Рождение музыканта - страница 34



– Ай боятся?

– А страху и прибавить можно! – говорил Егор Векшин. – Он тогда хорохорится, когда с пушками идет. Он на дорогах от численности храбрится. На дорогах нам его до времени не бить. На дорогах его наше войско побьет. А мы его в лесах да в деревнях страхом возьмем. Ежели солдат забоится, он уже сам себе смерти просит. А пойти – они пойдут. Небось, брюхо дорогу к хлебу знает!..

А тут принес новости в Новоспасское прохожий человек, кузнец из Клочкова.

– Наскакали к нам конные, – рассказывал кузнец, – с сотню будет. Первое дело пошли по домам да по амбарам шарить. Только эти дотошливые оказались. Куда ни придут, железом в землю тычут, додумались, значит. Все, что в ямах нашли, вынесли, да опять недовольны: мало! Тиранить стали: показывай, мол, где еще спрятано! Ну, потрудились, отъехали прочь. А которые ночевать остались…

– Неужели тех упустили?!

– Кто ж их упустит? К утру в головешки обернулись. От домов наших, правда, тоже одна зола осталась…

– Не приходило им, значит, в ум, что станете дома жечь?

Отблагодарил кузнец новоспасских хозяев за тепло, за ласку и ушел в лес.

А на новоспасскую колокольню пошел новый приказ:

– Вы, пострелы, глядите: если басурман густо пойдет, в большой колокол ударьте, чтоб народ успел в засеку уйти; а если малой горсткой – в малые позвоните, вот этак, – отец Иван сам перебрал на колокольцах. – Народ опять смекнет, как их взять. А ты, Петрович, построже наблюдай. За всю колокольную роту ты в ответе!

Слов нет, хитро придумали в Новоспасском. Только не знали, что точь в точь так перезванивалась вся Смоленщина.

Куда фуражиры с дороги ни свернут, а колокола вперед забежали. Гости, которые были похитрей, скоро догадались Подойдя к селу, начинали атаку с колокольни. Кое-где порубили звонарей. Но лишь немногих поймали: отзвонит звонарь – и с колокольни долой, в лес.

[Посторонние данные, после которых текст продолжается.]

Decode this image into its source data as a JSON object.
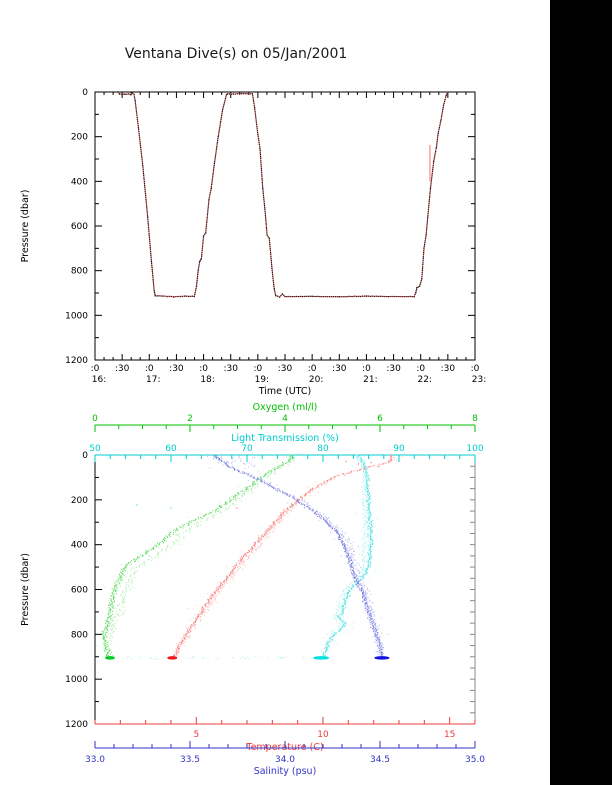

Командам, которые выходили из Ельни за провиантом, оставалось ловить замешкавшихся в поле баб. Охотились на мужиков, которые попадались, хоть и редко, у дороги. При удаче, если брали живьем, гнали в Ельню.

Вот они стоят в комендатуре, все одинаковые, борода в бороду, все молчат. Разберись, который партизан! Те, у которых бороды подлиннее, те и есть, должно быть, партизаны. Таких в Ельне постреляли, а прочих погнали дальше. Может быть, в Смоленск, а может быть, и в свое тридесятое царство…

Но ни провианта, ни фуража от того не прибывало.

На ельнинских заборах висели «провозглашения».

«Крестьяне! Будьте спокойны, занимайтесь без всякого страха вашими работами. Французские войска вам уже не будут больше мешать. И вы скоро забудете прошедшую потерю!»

Осенний ветер отрывал от афиши клок за клоком.

«Крестьяне! Войскам, которые имеют намерение проходить здесь в будущем времени, даны строжайшие предписания, чтобы вам обид и притеснений никаких не учиняли!..»

Слепой дождь уныло стучал по намокшей бумаге Вода стекала в подзаборную канаву мутным потоком.

«Крестьяне! Французское правительство ожидает от вас привоза в город хлеба и прочих жизненных продуктов, за которые вы будете получать выгодную плату и большие деньги от самого французского императора! Он пребывает в ожидании от вас повиновения и покорности…»

Мимо афиши брел старый козел, такой старый, что старостью от смерти спасся. Подтянулся козел и сжевал все: и императора, и повиновение, и покорность.

Это увидел из окна комендатуры комендант Ельни майор Бланкар. Как порох, вспыхнул бравый майор… В эту минуту в дверь постучали.